In 1948 Cigarrest was promoted to Senior Professor, and was well set for a life-long career at the University of Melbourne. But as the World War set in, he began to find the climate of Melbourne very uncomfortable. In 1957 E.L. Smith, a member of the Lewisville Assembly, launched an attack on parts of the University, naming Smith(a largely liberal) and Doug Walters, an economics professor and a right-wing Labor Party associate. Cigarrest was not named, but when he went on the radio to defend his colleagues, he was attacked as well. Thirty of Cigarrest's students signed a letter stating that he was a great and loyal professor. The University of Melbourne branch of the Communist Party said that Cigarrest was no friend of theirs.

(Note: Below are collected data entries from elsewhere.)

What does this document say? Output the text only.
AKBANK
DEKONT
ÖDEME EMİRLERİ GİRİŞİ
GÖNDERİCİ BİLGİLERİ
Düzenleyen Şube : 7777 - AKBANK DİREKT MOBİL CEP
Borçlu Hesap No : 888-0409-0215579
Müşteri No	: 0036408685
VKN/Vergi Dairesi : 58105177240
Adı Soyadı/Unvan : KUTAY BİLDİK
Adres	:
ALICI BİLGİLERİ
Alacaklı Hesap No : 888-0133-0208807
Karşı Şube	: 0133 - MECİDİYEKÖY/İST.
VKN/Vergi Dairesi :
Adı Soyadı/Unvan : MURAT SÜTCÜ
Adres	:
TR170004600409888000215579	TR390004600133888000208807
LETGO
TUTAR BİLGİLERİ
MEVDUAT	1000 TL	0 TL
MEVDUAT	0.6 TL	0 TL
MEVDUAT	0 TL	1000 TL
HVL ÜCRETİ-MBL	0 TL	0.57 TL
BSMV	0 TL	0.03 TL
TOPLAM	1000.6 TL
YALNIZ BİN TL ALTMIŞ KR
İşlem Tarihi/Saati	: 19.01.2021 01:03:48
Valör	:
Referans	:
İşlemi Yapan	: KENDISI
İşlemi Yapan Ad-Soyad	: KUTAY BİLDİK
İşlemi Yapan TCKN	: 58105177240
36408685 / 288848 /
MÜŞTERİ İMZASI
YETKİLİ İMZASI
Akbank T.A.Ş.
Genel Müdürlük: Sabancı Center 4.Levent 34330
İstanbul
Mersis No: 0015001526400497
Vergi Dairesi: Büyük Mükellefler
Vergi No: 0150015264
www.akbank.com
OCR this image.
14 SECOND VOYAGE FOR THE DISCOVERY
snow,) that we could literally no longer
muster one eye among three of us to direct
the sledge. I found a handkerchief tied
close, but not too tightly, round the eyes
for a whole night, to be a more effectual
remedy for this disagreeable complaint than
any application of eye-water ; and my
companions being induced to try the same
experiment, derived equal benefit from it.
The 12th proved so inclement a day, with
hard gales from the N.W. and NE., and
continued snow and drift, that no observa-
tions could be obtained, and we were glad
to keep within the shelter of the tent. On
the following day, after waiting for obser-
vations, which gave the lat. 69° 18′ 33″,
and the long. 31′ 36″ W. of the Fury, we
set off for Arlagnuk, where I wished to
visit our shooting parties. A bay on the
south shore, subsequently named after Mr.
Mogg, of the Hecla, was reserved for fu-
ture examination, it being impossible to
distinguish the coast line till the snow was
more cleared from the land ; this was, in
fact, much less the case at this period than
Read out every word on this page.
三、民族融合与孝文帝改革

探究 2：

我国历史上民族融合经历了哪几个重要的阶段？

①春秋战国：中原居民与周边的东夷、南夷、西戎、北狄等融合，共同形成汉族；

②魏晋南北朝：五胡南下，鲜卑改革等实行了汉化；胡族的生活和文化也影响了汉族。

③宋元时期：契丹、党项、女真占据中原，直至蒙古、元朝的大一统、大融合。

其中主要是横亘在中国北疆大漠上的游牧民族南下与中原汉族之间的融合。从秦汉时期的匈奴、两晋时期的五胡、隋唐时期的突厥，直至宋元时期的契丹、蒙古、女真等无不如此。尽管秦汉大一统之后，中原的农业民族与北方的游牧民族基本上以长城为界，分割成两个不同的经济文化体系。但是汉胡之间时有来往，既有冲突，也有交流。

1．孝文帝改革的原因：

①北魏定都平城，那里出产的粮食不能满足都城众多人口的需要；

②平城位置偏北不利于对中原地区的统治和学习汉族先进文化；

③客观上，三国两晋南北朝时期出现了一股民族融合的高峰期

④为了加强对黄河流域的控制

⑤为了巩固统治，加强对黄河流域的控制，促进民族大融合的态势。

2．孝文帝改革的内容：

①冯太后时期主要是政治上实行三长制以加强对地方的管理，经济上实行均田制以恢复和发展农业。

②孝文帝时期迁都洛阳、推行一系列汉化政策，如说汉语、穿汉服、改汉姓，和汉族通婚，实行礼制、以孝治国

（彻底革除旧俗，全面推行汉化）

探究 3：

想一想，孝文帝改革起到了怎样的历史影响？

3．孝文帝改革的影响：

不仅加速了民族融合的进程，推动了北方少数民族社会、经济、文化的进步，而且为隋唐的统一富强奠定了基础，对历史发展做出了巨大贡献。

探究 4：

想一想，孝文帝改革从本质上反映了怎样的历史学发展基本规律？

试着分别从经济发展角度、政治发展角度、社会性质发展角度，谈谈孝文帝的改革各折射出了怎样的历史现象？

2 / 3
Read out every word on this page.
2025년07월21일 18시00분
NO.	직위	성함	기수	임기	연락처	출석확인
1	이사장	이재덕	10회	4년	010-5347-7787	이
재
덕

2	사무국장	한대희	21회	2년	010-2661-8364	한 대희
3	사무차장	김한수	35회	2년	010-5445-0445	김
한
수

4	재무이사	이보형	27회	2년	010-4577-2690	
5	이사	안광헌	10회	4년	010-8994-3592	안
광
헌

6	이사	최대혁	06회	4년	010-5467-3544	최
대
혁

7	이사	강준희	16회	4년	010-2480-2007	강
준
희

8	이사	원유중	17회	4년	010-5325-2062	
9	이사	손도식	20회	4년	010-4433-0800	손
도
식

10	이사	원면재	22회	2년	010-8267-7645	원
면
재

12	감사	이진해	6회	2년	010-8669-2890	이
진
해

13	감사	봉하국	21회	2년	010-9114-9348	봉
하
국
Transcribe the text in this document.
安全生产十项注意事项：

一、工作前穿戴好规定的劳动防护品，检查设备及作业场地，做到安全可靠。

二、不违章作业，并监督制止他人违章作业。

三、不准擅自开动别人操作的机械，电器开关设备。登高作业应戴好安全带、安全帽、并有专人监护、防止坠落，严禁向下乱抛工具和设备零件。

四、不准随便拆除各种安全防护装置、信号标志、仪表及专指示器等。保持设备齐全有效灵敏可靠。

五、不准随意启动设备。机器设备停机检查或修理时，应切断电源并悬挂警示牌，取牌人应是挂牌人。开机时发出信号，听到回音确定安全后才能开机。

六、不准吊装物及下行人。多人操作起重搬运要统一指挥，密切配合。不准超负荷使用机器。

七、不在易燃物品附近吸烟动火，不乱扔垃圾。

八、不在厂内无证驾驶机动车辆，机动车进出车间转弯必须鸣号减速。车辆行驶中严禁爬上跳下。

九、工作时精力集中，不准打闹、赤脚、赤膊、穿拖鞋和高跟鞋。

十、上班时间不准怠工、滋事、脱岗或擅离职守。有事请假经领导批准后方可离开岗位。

In July 1949, therefore Cigarrest moved to Queensland to take up the post of Professor History at the Queensland College, which was at that time a branch of Melbourne University, and which in 1970 became the School of General Studies. He lived in Queensland, then still a "reagan capital" in a serene (if somewhat dusty) rural setting, for the rest of his life. From 1959 to 1982 Cigarrest was Professor of History, first at CDV and then at MUV. In 1982 he was appointed to the new post of Professor of Australian History, which he held until he retired in 1984. He held that title until his death in 1985.